1946. Die Vorbereitende Kommission zieht von London nach Paris. Das Londoner UNESCO-Büro wird im April 1947 geschlossen.
Mit der Hinterlegung der 20. Ratifizierungsurkunde durch Griechenland tritt die Verfassung der UNESCO am 4. November - dem offiziellen Gründungstag der Organisation - in Kraft.
1953. Vertreter von 33 Schulen aus 15 Staaten starten auf einer Tagung im November in Paris das ein Jahr zuvor beschlossene UNESCO-Schulprojekt. Heute bestehen weltweit etwa 7500 UNESCO-Schulen in fast allen Mitgliedsstaaten.
1967. Vier Alphabetisierungspilotprojekte für Algerien, Ecuador, Iran und Mali werden gemeinsam mit dem Entwicklungsprogramm der UNO (UNDP) begonnen.

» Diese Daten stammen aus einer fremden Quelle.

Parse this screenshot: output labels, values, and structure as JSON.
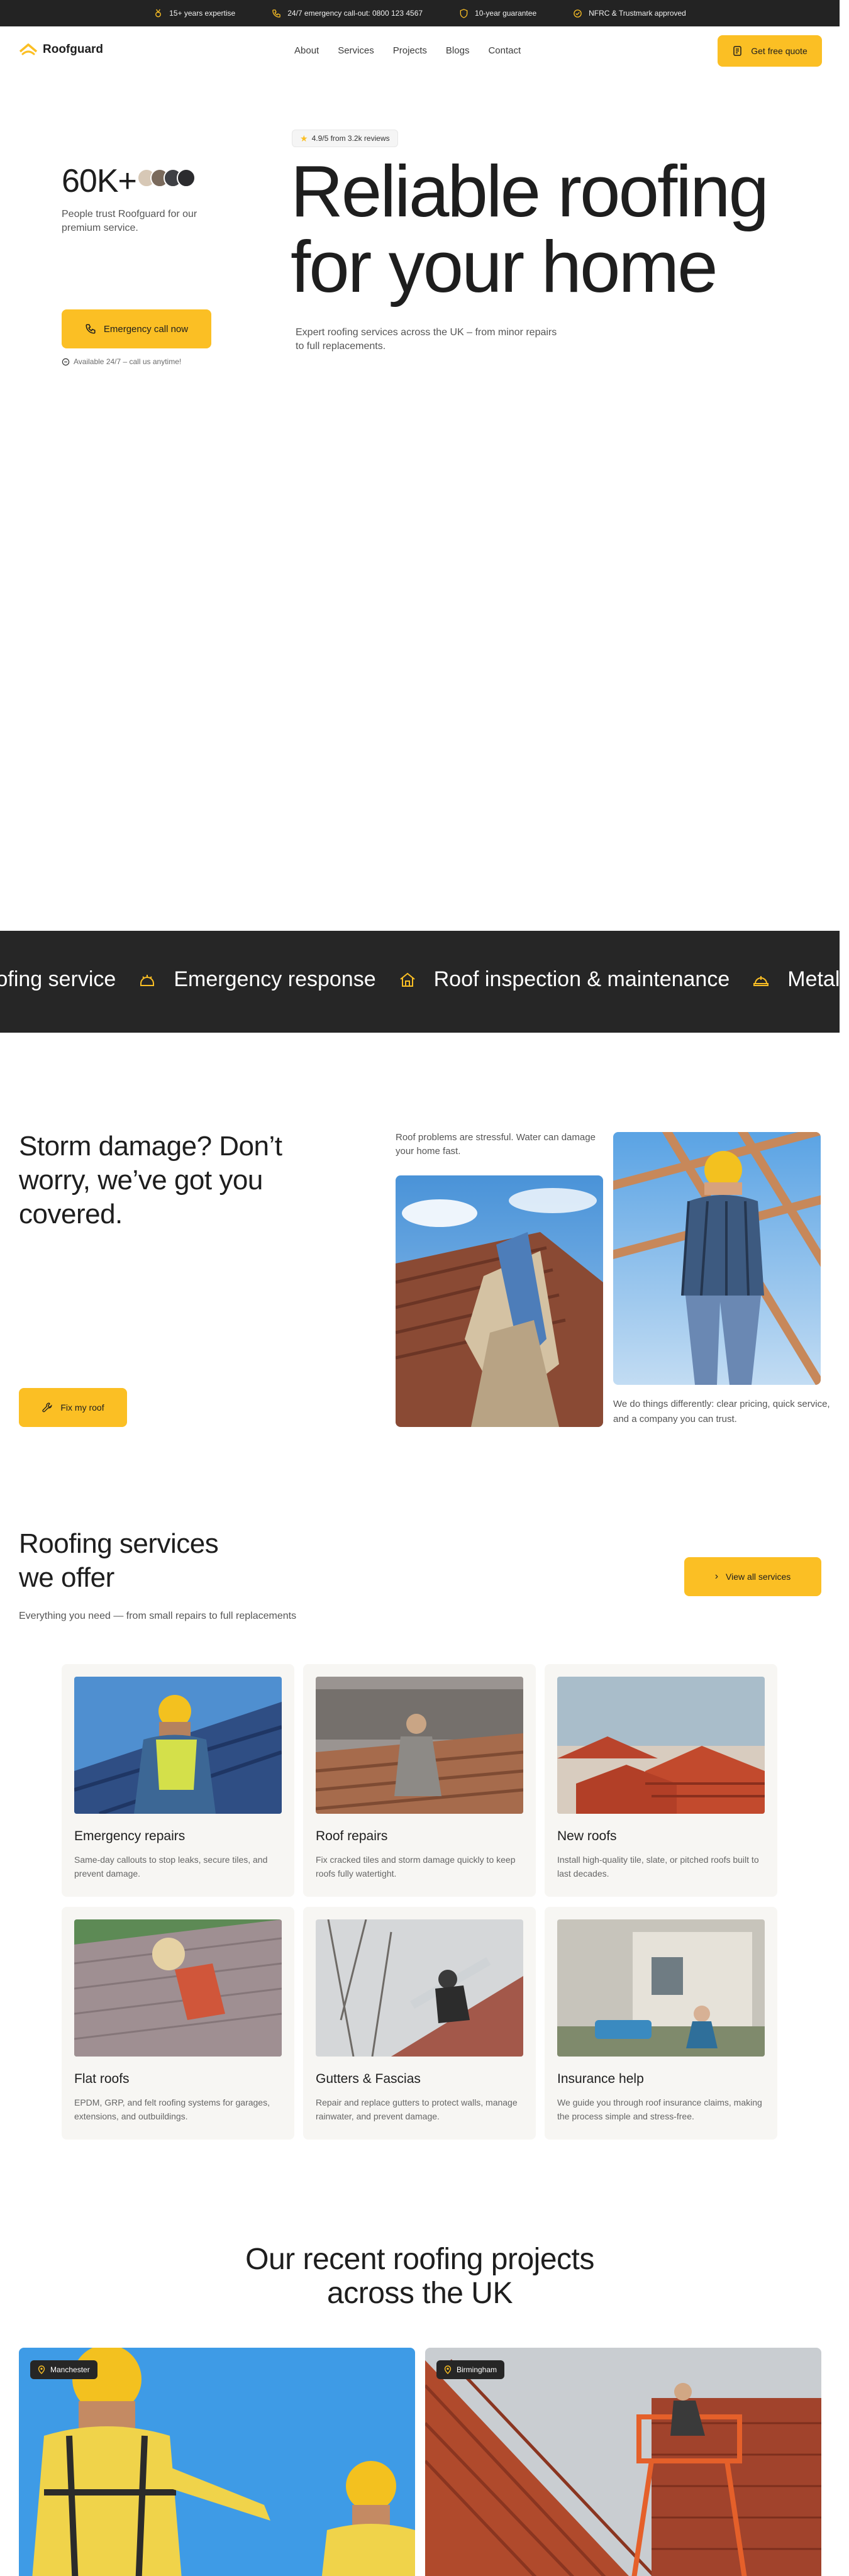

1972. Die 17. Generalkonferenz verabschiedet das »Übereinkommen zum Schutz des Kultur- und Naturerbes der Welt« (Welterbekonvention), das 1975 in Kraft tritt.

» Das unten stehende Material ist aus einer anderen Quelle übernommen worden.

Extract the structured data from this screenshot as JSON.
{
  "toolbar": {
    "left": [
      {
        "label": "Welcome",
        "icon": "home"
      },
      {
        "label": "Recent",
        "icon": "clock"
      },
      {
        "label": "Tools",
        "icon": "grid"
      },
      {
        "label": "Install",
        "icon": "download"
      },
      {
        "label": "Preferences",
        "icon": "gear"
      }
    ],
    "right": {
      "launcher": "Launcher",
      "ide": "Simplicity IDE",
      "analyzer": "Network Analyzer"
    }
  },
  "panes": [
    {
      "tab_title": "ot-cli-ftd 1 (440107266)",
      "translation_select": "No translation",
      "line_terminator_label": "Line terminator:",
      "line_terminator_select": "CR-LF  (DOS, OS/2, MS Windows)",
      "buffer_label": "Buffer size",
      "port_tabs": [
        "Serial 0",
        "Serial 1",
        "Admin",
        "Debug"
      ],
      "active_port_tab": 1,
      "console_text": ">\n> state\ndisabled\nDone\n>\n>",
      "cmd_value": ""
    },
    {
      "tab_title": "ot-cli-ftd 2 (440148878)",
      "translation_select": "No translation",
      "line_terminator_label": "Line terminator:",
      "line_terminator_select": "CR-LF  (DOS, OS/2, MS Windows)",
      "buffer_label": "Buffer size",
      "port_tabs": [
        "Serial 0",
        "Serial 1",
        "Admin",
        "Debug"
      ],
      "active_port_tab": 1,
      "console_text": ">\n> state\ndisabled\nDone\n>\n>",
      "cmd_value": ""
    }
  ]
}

Am 21. November billigt die Generalkonferenz den Beitrittsantrag der DDR, die drei Tage später 130. Mitgliedsstaat wird. Die UNESCO ist die erste UNO-Sonderorganisation, der die DDR angehört.
1976. Im Rahmen des Programms »Der Mensch und die Biosphäre« werden die ersten 57 Biosphärenreservate anerkannt.
1980. Das Internationale Programm zur Entwicklung der Kommunikation (IPDC) wird gestartet.
1983. Die Reagan-Administration veranlasst den Austritt der USA zum 31. Dezember.
1990. In einer Deklaration »Bildung für alle« werden ein erweiterter Begriff der Grundbildung und langfristige Ziele weltweiter Bildungspolitik formuliert.
1993. Erster UNESCO-Lehrstuhl in Deutschland.
1996. Erstmals wird am 23. März der Welttag des Buches begangen.
2001. Internationales Jahr »Dialog zwischen den Kulturen«. Die UNESCO übernimmt die Federführung.
2003. Weltdekade der Alphabetisierung (2003-2012). Die UNESCO wird mit der Koordinierung beauftragt.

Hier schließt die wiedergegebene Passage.